Like he didn’t know. I rolled my eyes as Renee wrote each of our names on little bits of paper and tossed them in my hat. She put her hand over the top and shook it up.
“Pick one,” she said, shoving the hat in his face.
“Okay,” he said, sticking his hand in and pulling out a folded slip of paper. Renee slowly unfolded it. We all waited as she paused dramatically.
“Taylor,” she said, turning it around so we could all read my name in black-and-white.
“Shit,” I said.
“What’s with all the peacock stuff?”
It was an hour later, and I was just as stuck with Hunter as I was when he’d walked in the door. I’d even gone down to housing, which was right down the hill from our dorm, but no one was there. Too busy making sure the freshmen didn’t collapse under the weight of their massive electronics when they carried them down the hall, no doubt.
I was doing my best to ignore Hunter, but he wouldn’t shut up. Clearly, he was one of those guys who liked to chat.
“Don’t you know peacock feathers are bad luck?” Out of the corner of my eye, his biceps with the seven tattoo flexed as he pulled a couple of shirts out of his footlocker.
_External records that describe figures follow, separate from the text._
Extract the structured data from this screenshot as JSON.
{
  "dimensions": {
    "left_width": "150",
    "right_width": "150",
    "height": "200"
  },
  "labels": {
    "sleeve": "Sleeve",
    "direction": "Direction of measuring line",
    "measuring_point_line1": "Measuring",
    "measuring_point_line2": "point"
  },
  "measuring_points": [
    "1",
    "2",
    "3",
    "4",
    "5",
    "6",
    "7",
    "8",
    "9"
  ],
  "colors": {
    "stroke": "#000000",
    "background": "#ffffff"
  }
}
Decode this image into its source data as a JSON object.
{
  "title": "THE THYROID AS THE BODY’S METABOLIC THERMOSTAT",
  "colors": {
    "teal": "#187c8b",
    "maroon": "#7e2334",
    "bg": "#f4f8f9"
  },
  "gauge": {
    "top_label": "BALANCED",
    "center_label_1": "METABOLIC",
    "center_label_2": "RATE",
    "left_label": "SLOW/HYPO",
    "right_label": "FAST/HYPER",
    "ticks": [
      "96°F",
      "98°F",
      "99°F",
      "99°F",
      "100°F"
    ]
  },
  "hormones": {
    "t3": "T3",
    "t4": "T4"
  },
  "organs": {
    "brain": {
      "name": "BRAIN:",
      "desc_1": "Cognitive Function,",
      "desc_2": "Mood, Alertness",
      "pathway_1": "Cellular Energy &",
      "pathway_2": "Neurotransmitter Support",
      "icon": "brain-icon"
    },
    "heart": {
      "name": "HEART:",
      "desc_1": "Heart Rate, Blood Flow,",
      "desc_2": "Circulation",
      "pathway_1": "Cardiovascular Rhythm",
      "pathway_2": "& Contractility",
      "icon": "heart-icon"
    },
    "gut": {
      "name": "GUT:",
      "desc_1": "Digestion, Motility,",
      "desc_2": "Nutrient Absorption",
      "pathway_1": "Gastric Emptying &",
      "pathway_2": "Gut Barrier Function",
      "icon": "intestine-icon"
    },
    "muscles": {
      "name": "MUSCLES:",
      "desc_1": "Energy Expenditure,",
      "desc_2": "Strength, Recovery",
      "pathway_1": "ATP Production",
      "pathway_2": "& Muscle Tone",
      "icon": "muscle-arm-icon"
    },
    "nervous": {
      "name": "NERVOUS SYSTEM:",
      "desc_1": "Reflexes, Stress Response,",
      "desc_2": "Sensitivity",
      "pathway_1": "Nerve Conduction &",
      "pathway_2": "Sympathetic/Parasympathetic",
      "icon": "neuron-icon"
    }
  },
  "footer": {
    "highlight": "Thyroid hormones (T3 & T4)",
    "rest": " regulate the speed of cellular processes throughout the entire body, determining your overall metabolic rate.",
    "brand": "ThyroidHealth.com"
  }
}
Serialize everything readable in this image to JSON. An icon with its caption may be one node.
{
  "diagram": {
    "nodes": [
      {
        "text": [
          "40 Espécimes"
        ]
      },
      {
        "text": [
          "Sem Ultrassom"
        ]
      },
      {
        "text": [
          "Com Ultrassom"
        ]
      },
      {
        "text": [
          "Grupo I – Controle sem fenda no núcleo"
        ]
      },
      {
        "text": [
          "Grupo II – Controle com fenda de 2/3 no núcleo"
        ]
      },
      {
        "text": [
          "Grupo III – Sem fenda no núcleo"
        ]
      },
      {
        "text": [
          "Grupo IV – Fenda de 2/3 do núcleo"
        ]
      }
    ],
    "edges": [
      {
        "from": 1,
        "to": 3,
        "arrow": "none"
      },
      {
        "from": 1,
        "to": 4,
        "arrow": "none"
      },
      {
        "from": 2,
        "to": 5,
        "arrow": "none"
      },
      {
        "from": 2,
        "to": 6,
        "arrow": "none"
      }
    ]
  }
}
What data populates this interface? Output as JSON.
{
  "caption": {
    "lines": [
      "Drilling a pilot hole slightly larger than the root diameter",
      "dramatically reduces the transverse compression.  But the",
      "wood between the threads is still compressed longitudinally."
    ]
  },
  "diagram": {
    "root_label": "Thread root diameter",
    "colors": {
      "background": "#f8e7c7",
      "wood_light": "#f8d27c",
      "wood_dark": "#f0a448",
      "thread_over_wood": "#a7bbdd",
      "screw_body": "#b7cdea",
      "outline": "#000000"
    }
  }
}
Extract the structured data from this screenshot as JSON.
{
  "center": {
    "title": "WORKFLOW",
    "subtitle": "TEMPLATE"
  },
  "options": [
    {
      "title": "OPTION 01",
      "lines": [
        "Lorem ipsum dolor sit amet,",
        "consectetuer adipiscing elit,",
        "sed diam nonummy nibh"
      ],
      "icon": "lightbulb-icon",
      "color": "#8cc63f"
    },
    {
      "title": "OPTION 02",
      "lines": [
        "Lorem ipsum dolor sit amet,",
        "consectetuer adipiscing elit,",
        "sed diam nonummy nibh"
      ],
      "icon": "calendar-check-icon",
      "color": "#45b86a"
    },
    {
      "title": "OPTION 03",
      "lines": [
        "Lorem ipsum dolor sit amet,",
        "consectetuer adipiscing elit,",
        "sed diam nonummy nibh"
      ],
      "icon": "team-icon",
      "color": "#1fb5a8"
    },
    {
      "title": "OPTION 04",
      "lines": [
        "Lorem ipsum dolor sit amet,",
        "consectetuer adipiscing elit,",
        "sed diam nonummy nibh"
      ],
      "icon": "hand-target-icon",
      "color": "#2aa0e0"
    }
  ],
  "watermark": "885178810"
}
Yes, I did know they were bad luck for most people. It was none of his business why I had them everywhere, including on my comforter, hung in frames on the wall and strung on a dream catcher my sister had given me. It was none of his goddamn business.
I wished Tawny was here. My sister would have known exactly what to say to Hunter to get him to leave. She couldn’t get out of her work as a paralegal, and Mom couldn’t get off work, either. I guess they figured since I was a sophomore, moving wasn’t such a big deal. Still, I missed Tawny.